The idea is to be in balance between both worlds, and for sure, respecting the most important one, which is nature. Everything in nature comes in cycles so, maybe in the future, I come back to wanting the opposite. In fact, my latest project High Meshes is based on the body from a physical point of view and its new virtual construction. The basis is nature itself and how it can be integrated into the virtual one. The future is complex, the singularity is coming and with it, the biggest ever change to humankind. I keep my eyes open all the time, trying to take note of the important discussions in this field. My practice has to solve these issues for everyone, not just myself. My work will continue to try to tackle all of these emerging questions.
What is your our chief enemy of creativity?

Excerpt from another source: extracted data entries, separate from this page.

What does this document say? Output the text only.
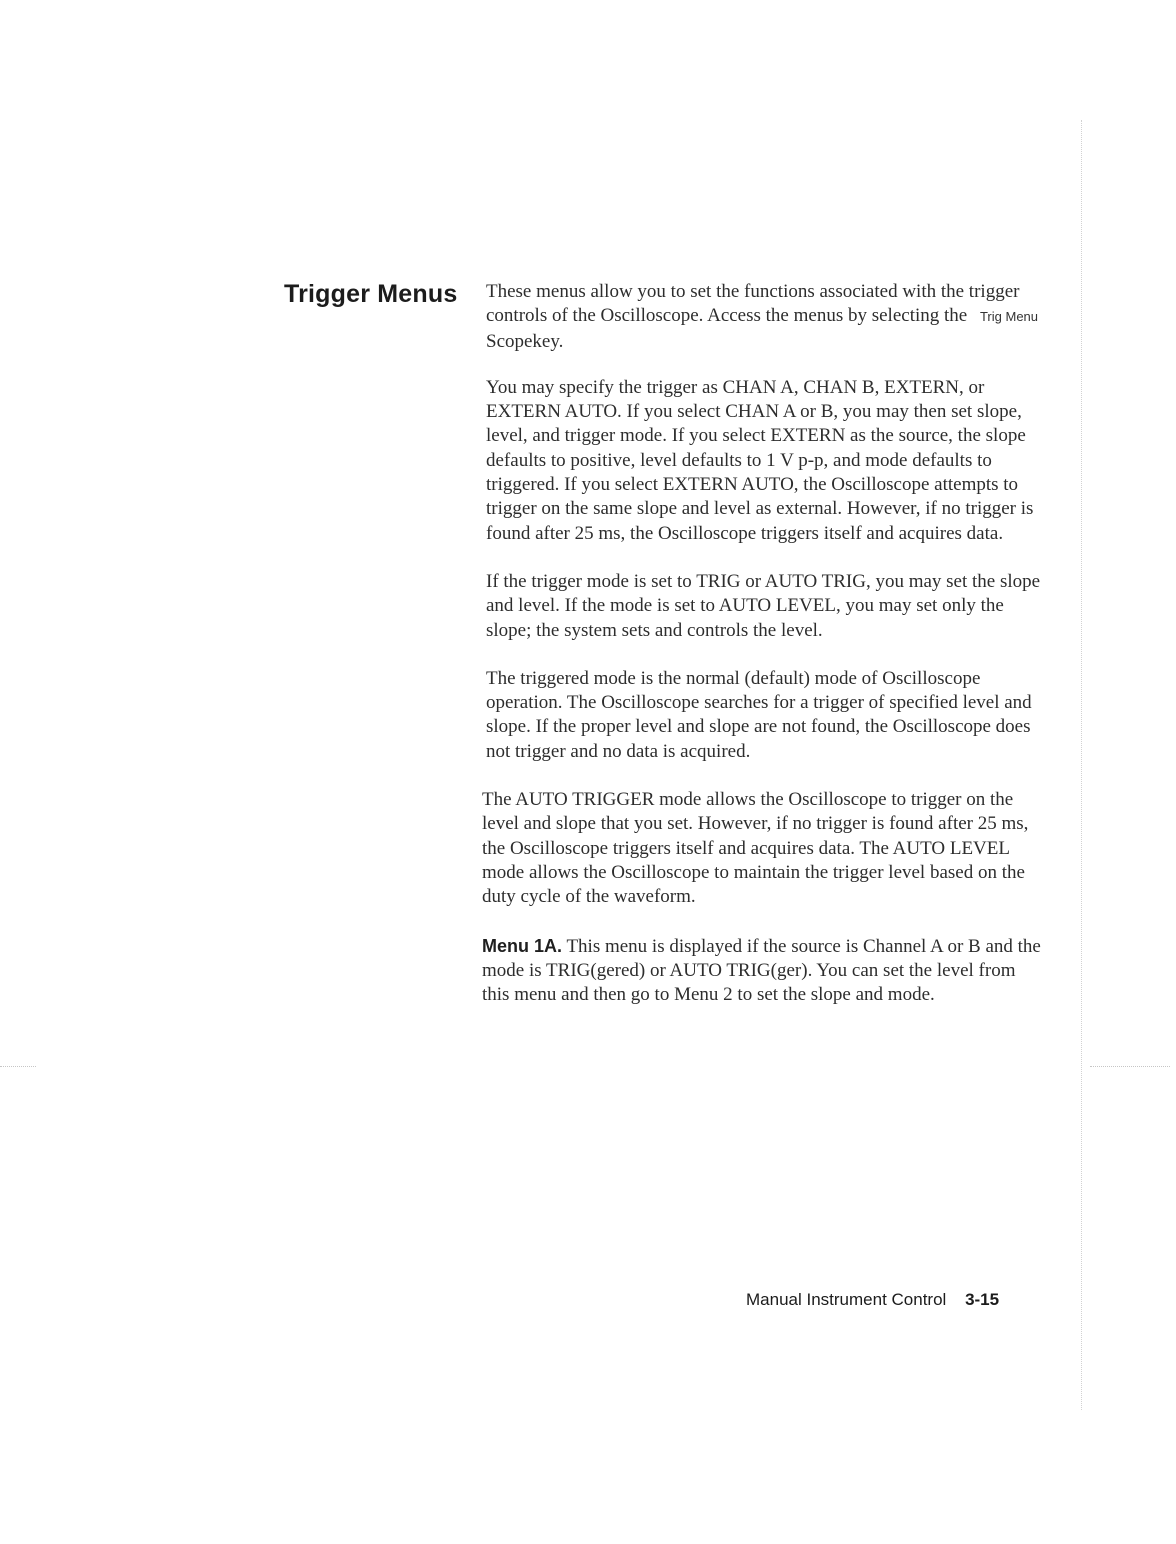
Trigger Menus These menus allow you to set the functions associated with the trigger controls of the Oscilloscope. Access the menus by selecting the Trig Menu Scopekey.

You may specify the trigger as CHAN A, CHAN B, EXTERN, or EXTERN AUTO. If you select CHAN A or B, you may then set slope, level, and trigger mode. If you select EXTERN as the source, the slope defaults to positive, level defaults to 1 V p-p, and mode defaults to triggered. If you select EXTERN AUTO, the Oscilloscope attempts to trigger on the same slope and level as external. However, if no trigger is found after 25 ms, the Oscilloscope triggers itself and acquires data.

If the trigger mode is set to TRIG or AUTO TRIG, you may set the slope and level. If the mode is set to AUTO LEVEL, you may set only the slope; the system sets and controls the level.

The triggered mode is the normal (default) mode of Oscilloscope operation. The Oscilloscope searches for a trigger of specified level and slope. If the proper level and slope are not found, the Oscilloscope does not trigger and no data is acquired.

The AUTO TRIGGER mode allows the Oscilloscope to trigger on the level and slope that you set. However, if no trigger is found after 25 ms, the Oscilloscope triggers itself and acquires data. The AUTO LEVEL mode allows the Oscilloscope to maintain the trigger level based on the duty cycle of the waveform.

Menu 1A. This menu is displayed if the source is Channel A or B and the mode is TRIG(gered) or AUTO TRIG(ger). You can set the level from this menu and then go to Menu 2 to set the slope and mode.

Manual Instrument Control 3-15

I have two enemies. One of them is active. The words. The words are spread like the action but could be not active. To speak about stuff without making anything is something I hate. This first one is quite connected with the other enemy. Passivity. To watch what is happening all around and close my eyes without responding.
Our responsibility as humans is to see our reality and respond to it. Is the same that any other species does day by day. They are all the time responding to their environment. Imagine a whale that doesn’t want to swim or to go to the surface to catch air. That action goes against his own nature. She has been designed to act like us.
You couldn’t live without…
My own reflections. They are my travel partner, my alter ego tied up with the ego of the others.